The Irish Mail on Sunday

How London defeat in ’13 led to Marren’s exile away from wife

- By Micheal Clifford

ADRIAN MARREN still has flashbacks of his lowest moment in the 15 years he has spent in a Sligo shirt.

It plays in little cinematic waves; the final whistle blowing in Ruislip in 2013 and the penny dropping that they had become the first team in 36 years to lose to London in the Connacht championsh­ip.

Arriving at Dublin Airport in the middle of that evening’s edition of the Sunday Game but being advised by a kind-heart security man that they would be better off not watching as Eamon O’Hara cut up ugly on their then manager Kevin Walsh.

A couple of weeks later, after crashing out feebly to Derry in the qualifiers, he took his leave of the country and, but for his new bride at home, might just have stayed away.

‘That defeat probably finished a good few players, a lot of them never came back the following year. They were completely disillusio­ned.

‘After that Derry game I was out of work at the time and 10 days later I was in New York and spent the rest of the summer there.

‘I wasn’t long after getting married and my wife Fiona had just opened a beautician’s shop in Charlestow­n so I went out there on my own. That was my way of getting away from it,’ he recalls.

Had it not been for Fiona, Marren reckons that armed with his trade papers as a carpenter he might just have stayed put.

‘That’s for sure, I definitely would have and I would still be over there I’d say,’ he reflects.

So he needs little reminding about the threat that London pose today, but at least they travel forewarned. The last time they simply did not see the ambush coming.

‘We went up to play Derry in a challenge game in Ballinascr­een a couple of weeks before it and they were just after winning Division 2, but we gave them a bit of a trimming so we were moving quite well.

‘But we went over to London and everything that could go wrong went wrong. We were not let out on the pitch in Ruislip the evening before the game for a kick around and ended up at the last minute having a run out on Tir Chonaill Gaels in Greenford, where we did not even have a dressing room and just togged in the middle of the field.

‘And in the game itself we had a chance late on to at least take the game to extra-time but we hit the crossbar, but we couldn’t blame it on that. London were way more up for the game than we were. They took their chance.’

Five years on, this could represent a final opportunit­y for Marren, who made his debut off the bench in an epic 2004 quarterfin­al loss to Roscommon.

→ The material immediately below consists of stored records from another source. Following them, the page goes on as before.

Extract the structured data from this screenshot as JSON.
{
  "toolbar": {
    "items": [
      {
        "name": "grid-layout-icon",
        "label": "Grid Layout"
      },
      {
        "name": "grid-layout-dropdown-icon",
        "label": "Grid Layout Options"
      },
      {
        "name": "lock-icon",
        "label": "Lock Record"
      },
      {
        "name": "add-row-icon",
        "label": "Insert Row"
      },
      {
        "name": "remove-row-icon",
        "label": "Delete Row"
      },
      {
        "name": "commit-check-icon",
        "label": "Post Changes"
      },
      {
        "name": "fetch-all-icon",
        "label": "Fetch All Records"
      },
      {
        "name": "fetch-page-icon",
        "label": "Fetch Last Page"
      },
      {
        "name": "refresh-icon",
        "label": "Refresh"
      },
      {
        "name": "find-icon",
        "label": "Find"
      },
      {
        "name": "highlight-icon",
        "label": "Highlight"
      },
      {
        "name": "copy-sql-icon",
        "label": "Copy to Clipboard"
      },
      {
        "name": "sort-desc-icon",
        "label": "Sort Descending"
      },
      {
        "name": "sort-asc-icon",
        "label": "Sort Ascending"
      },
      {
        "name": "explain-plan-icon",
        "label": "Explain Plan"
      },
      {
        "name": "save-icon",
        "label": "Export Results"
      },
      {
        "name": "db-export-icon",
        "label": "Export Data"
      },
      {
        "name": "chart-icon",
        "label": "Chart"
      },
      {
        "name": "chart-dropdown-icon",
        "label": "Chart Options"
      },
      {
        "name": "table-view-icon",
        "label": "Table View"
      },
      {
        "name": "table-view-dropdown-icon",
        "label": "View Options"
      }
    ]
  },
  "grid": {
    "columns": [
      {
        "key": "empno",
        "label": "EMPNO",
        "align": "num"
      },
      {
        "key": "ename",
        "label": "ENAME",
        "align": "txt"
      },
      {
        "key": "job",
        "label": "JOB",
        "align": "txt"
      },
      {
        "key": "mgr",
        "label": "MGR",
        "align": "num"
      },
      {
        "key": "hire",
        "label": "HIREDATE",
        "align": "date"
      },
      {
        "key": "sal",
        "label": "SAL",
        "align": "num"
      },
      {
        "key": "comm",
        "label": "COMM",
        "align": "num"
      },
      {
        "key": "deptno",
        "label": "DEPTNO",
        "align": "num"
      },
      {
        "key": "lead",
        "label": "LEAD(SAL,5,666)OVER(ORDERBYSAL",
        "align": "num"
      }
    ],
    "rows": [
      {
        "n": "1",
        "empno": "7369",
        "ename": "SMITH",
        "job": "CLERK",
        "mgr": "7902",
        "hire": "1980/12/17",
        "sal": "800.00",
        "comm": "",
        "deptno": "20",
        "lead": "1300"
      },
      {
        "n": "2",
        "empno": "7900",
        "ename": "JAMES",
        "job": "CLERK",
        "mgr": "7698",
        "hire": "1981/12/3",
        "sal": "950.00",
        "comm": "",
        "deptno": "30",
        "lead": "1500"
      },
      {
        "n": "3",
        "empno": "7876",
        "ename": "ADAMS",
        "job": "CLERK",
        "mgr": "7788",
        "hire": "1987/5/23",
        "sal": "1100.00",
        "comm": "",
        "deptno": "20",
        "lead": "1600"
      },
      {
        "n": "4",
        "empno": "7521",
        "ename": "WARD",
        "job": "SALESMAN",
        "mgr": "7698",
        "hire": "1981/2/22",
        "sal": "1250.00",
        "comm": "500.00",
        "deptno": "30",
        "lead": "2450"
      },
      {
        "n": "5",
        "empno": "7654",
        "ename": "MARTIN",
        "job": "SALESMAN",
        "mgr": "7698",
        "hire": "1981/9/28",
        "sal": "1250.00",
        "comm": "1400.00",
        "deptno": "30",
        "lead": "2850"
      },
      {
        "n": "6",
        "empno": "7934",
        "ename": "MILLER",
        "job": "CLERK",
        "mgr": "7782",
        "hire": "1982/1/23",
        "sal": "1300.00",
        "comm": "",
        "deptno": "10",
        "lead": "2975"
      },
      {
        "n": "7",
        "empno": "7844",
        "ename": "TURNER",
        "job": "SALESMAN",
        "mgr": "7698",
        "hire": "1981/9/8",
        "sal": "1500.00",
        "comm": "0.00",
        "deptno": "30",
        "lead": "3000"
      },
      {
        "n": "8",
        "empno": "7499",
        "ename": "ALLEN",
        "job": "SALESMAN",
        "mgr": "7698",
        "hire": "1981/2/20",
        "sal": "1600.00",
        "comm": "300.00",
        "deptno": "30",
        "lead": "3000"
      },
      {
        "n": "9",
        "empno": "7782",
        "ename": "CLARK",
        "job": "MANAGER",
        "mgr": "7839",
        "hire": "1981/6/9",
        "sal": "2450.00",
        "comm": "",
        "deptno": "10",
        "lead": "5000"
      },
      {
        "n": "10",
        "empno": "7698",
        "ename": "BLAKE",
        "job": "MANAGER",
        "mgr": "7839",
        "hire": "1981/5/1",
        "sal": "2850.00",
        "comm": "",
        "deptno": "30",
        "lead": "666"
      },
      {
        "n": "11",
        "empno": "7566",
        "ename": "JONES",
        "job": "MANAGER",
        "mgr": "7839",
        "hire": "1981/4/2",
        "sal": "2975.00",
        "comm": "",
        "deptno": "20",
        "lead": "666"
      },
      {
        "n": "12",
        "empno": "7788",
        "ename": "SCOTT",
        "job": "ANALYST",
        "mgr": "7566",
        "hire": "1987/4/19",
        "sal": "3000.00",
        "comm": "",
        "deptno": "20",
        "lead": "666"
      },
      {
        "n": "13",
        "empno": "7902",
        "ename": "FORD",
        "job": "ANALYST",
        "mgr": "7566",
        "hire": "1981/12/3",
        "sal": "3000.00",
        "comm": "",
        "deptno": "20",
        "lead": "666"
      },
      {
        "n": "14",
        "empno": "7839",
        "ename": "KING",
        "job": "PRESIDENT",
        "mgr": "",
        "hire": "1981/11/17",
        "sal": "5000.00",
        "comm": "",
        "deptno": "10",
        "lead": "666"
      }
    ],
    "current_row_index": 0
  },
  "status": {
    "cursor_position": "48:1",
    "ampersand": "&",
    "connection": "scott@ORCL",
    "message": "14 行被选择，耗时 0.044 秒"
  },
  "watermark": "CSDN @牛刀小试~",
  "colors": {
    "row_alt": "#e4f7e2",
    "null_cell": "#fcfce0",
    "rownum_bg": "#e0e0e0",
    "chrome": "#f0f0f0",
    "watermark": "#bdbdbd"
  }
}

Since then he has seen the great, the good and the bad. He is only one of three survivors – Ross Donovan and Charlie Harrison the others – from the Connacht winning team in 2007.

He knows that they should have won more – losing to Roscommon in the 2010 final after they had taken care of Connacht’s old firm of Mayo and Galway the most obvious source of regret.

‘When Kevin (Walsh) took us over in 2009 for three or four years in Connacht we felt we could beat any team.

‘We weren’t afraid of anybody and we felt we could give any team outside of Connacht a game as well.

‘We should have won Connacht title if not two in that time but then after Kevin left it went downhill for a year or two. Niall Carew came in and we got into a Connacht final in 2015.

‘We probably got to the final a year earlier than we thought we would and Mayo did a bit of a job on us in the Hyde Park.’

In truth, they never recovered from that six-goal mauling and when Carew was reappointe­d for a fourth term last autumn, such was the feeling of unhappines­s in the squad that the Kildare native took his leave after gauging the mood.

‘Everyone is going to have a falling out with the manager if they are not playing or not making the 26 and probably a few boys voiced a bit of concern last year after he was reappointe­d.

‘But it is the County Board that hires and fires the manager; the players can only do so much on the field and if the County Board listen to them they listen to them.’

Now it’s a fresh start under an inter-county rookie manager in Cathal Corey, and for Marren this season has the same vibe as 2009 when they caught fire under Walsh.

This year might come too early, but the chance of a second Connacht medal – which would along with O’Donovan and Harrison make him the most successful player in the county’s history – still plays for real.

‘That’s the main aim. There is no point saying you’re playing because of league football. It is to get your hands on a second medal. That is the driving force.’